Photo-Restaurant Review: Piyang Kong Halmoni's Creamy Tofu Stew
Piyang Kong Halmoni, on the back street of Seolleung's main drag has North Korean Style Food. Everything is homemade and made in house. When I think of North Korean cuisine is a bit saltier and without the spice you find in typical South Korean cuisine. Piyang Kong Halmoni's food has zip to it. It's got an essence of spring in each side dish (banchan) and in their main dishes.
Here is a vegetable banchan. There is a plethora of fresh spring greens here in a spicy, soy, garlic, fish sauce mixture. The vegetables have crunch because the sauce is mixed in with the fresh greens and not fermented.
Here is their fried tofu banchan with a sweet chili sauce on top. Notice the golden brown on the tofu. You can tell that this restaurant emphasizes quality because they are using fresh oil to fry the dish. If they didn't, the tofu would have a darker color. The tofu here is firm, let soft. It crumbles, yet stays together. It's a mystery on how they achieve this perfect texture, but they do. I had a chance to talk to the halmoni (grandmother) and she said it's a secret. But she did hint that it's about the quality of beans she uses to make it.

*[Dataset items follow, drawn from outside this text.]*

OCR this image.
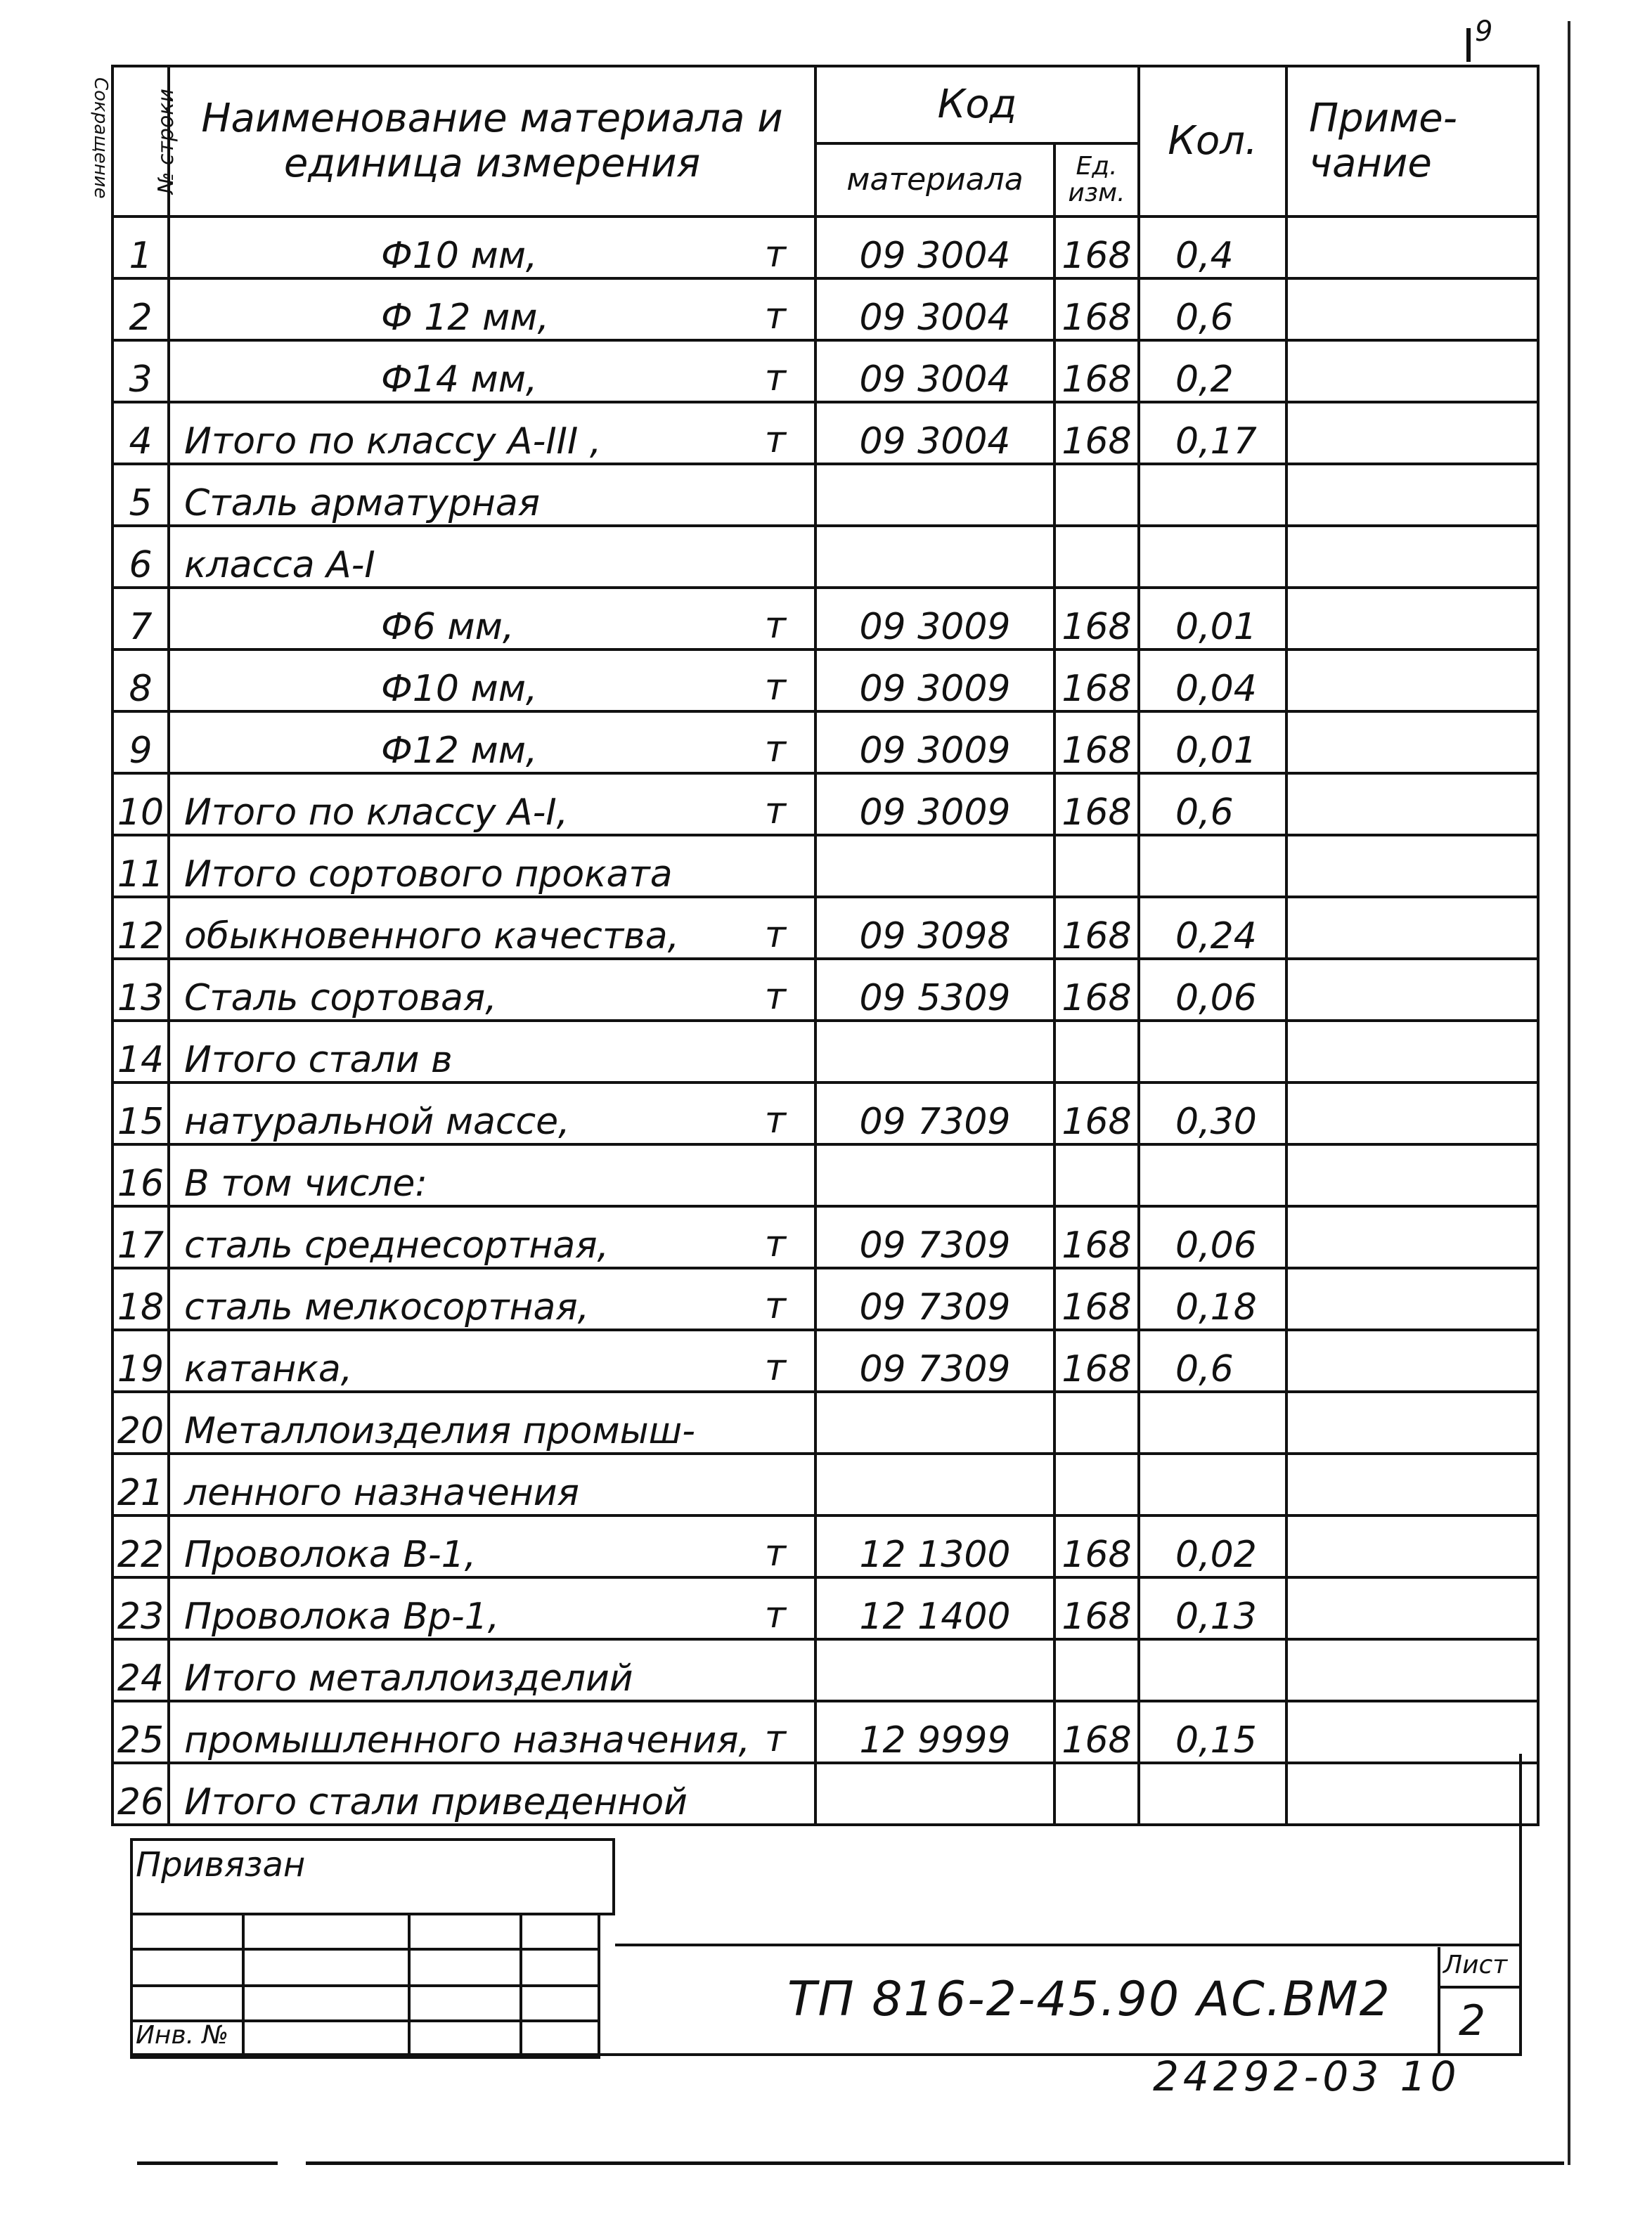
9
Сокращение № строки	Наименование материала и единица измерения	Код		Кол.	Приме-чание
		материала	Ед. изм.		
1	Ф10 мм, т	09 3004	168	0,4	
2	Ф 12 мм, т	09 3004	168	0,6	
3	Ф14 мм, т	09 3004	168	0,2	
4	Итого по классу А-III , т	09 3004	168	0,17	
5	Сталь арматурная

6	класса А-I

7	Ф6 мм, т	09 3009	168	0,01	
8	Ф10 мм, т	09 3009	168	0,04	
9	Ф12 мм, т	09 3009	168	0,01	
10	Итого по классу А-I, т	09 3009	168	0,6	
11	Итого сортового проката

12	обыкновенного качества, т	09 3098	168	0,24	
13	Сталь сортовая, т	09 5309	168	0,06	
14	Итого стали в

15	натуральной массе, т	09 7309	168	0,30	
16	В том числе:

17	сталь среднесортная, т	09 7309	168	0,06	
18	сталь мелкосортная, т	09 7309	168	0,18	
19	катанка, т	09 7309	168	0,6	
20	Металлоизделия промыш-

21	ленного назначения

22	Проволока В-1, т	12 1300	168	0,02	
23	Проволока Вр-1, т	12 1400	168	0,13	
24	Итого металлоизделий

25	промышленного назначения, т	12 9999	168	0,15	
26	Итого стали приведенной

Привязан
Инв. №
ТП 816-2-45.90 АС.ВМ2
Лист
2
24292-03 10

Here is a perilla leaf banchan. This is one of my favorite dishes. The grandmother serves all of the dishes in larger bowls and then gives you tongs so each person puts a portion of their banchan on a separate plate- there is no cross contamination allowed. Grandmother is very strict on that (she's a sweety, but she wouldn't let me take her picture).
Here are their mandu. The skin is not too heavy and the fillings are, again, very fresh. There were lots of green onions that were quickly blanched, so they held their crispness. The mandu also had some greaseless pork and mushrooms.
Here is the Kong Biji: The Creamy Tofu Stew. Creamy Tofu Stew sounds better than Tofu Run-Off Stew, right? Well the latter name is what it really is. After tofu is made, there is bits of tofu that are left over. Instead of throwing that away, the best thing to do is to make this creamy stew. There are bits of ground pork in there and it adds a savory note to this bubbling cauldron of epicourageous delight. It's awesome on a cold day. These days, since I am trying to lose weight, I'll just have a bowl of Korean stew sans rice and a few side dishes. It has been working and I've lost 3 pounds so far.